Solution: Notice that this is the same as $\sin \left( -\dfrac{1}{2} \cdot \dfrac{\pi}{4} \right)$. So we use the half-angle identity, taking the negative value because $\dfrac{\pi}{8}$ lies in QIV to get
$$\sin \left( -\dfrac{\pi}{8} \right) = -\sqrt{ \dfrac{1-\cos(\frac{\pi}{4})}{2}} = -\sqrt{\dfrac{1-\frac{\sqrt{2}}{2}}{2}}=\dfrac{\sqrt{2-\sqrt{2}}}{2}.$$
Section 3.6 #49: Establish the identity
$$\cot(2\theta) = \dfrac{\cot^2(\theta)-1}{2\cot(\theta)}.$$
Solution: Compute
$$\begin{array}{ll}
\cot(2\theta) &= \dfrac{\cos(2\theta)}{\sin(2\theta)} \\
&= \dfrac{\cos^2(\theta)-\sin^2(\theta)}{2\sin(\theta)\cos(\theta)} \\
&= \dfrac{\cos^2(\theta)-\sin^2(\theta)}{2\sin(\theta)\cos(\theta)} \left( \dfrac{\frac{1}{\sin^2(\theta)}}{\frac{1}{\sin^2(\theta)}} \right) \\
&=\dfrac{\cot^2(\theta)-1}{2\cot(\theta)},
\end{array}$$
as was to be shown.
Section 3.6 #79: Find the exact value of
$$\sin \left( 2 \sin^{-1} \left( \dfrac{1}{2} \right) \right).$$
Solution: By the double angle identity,
$$\sin \left(2\sin^{-1} \left( \dfrac{1}{2} \right) \right)=2 \sin \left( \sin^{-1} \left( \dfrac{1}{2} \right) \right) \cos \left( \sin^{-1} \left( \dfrac{1}{2} \right) \right) = \cos \left( \sin^{-1} \left( \dfrac{1}{2} \right) \right).$$
Let $\theta=\sin^{-1}\left( \dfrac{1}{2} \right)$ then $\theta$ lives in QI or QIV. Also $\sin(\theta) = \dfrac{1}{2}$ so $\theta$ lives in QI or QII. Therefore $\theta$ lives in QI.

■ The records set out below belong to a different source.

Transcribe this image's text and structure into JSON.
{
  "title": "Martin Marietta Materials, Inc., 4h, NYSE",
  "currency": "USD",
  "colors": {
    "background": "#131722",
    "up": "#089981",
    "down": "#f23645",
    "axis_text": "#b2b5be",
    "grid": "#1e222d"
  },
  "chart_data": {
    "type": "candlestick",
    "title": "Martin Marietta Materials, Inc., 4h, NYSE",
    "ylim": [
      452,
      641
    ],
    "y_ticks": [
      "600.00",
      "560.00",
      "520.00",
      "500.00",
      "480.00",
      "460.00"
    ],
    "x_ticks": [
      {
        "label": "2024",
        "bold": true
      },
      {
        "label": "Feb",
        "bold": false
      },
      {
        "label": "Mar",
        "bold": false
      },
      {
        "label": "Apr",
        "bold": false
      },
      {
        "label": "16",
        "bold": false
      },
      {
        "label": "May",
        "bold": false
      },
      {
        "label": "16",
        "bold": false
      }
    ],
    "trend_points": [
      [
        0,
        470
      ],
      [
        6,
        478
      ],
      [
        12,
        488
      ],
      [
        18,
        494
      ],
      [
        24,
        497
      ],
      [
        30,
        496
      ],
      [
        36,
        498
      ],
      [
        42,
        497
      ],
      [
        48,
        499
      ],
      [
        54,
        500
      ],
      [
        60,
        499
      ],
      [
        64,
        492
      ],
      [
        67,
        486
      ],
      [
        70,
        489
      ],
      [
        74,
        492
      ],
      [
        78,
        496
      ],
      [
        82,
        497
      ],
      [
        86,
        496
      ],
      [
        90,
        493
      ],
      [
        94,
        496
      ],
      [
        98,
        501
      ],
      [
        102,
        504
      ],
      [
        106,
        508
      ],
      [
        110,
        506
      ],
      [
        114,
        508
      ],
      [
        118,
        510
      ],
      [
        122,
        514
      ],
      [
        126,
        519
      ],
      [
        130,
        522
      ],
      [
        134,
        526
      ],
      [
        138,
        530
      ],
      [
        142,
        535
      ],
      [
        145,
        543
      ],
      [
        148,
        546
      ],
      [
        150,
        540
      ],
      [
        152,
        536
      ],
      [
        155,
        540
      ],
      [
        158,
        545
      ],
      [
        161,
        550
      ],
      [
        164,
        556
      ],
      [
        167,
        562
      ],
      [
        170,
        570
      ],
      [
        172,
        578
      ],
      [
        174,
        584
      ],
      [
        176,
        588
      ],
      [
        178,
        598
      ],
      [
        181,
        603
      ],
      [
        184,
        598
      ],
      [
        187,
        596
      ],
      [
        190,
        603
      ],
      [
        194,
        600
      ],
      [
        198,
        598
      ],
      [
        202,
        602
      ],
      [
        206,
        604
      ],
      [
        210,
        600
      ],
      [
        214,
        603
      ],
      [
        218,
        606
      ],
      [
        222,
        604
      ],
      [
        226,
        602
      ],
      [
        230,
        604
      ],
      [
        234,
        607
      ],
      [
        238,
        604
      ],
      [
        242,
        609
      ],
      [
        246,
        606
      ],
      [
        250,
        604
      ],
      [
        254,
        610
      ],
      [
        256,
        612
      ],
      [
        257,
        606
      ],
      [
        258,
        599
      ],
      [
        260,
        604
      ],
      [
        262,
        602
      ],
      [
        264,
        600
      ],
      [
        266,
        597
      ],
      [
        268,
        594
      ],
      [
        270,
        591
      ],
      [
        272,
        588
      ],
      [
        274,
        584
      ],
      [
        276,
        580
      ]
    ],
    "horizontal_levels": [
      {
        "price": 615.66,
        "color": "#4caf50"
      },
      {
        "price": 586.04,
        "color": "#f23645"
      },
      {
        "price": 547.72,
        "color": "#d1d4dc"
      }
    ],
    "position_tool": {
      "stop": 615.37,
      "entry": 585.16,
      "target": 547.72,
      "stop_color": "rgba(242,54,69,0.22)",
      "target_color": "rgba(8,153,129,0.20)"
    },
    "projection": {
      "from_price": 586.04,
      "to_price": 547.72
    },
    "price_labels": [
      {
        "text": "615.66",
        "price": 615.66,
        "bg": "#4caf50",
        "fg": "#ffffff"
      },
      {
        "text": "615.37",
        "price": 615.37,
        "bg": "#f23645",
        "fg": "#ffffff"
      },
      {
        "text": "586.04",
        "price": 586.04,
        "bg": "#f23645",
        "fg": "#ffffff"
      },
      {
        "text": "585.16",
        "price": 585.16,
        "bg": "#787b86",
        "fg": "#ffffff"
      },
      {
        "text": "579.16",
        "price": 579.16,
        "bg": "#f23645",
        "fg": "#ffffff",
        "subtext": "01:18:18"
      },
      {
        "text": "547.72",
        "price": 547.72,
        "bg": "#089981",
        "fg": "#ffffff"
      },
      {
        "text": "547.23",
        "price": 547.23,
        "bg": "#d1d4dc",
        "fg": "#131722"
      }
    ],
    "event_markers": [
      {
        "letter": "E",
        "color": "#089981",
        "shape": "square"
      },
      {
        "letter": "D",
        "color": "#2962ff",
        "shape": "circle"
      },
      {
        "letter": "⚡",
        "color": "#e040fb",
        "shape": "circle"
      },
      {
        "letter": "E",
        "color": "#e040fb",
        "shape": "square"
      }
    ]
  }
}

Since $\sin(\theta) = \dfrac{y}{r}$ we will take $y=1$ and $r=2$. Using $x^2+y^2=r^2$ we plug in our values and solve for $x$ to get $x= \pm \sqrt{4-1}=\pm\sqrt{3}$. Since $\theta$ is in quadrant I we take $x=\sqrt{3}$. Therefore we compute
$$\sin \left( 2 \sin^{-1} \left( \dfrac{1}{2} \right) \right)=\cos\left( \sin^{-1} \left( \dfrac{1}{2} \right) \right)= \dfrac{\sqrt{3}}{2}.$$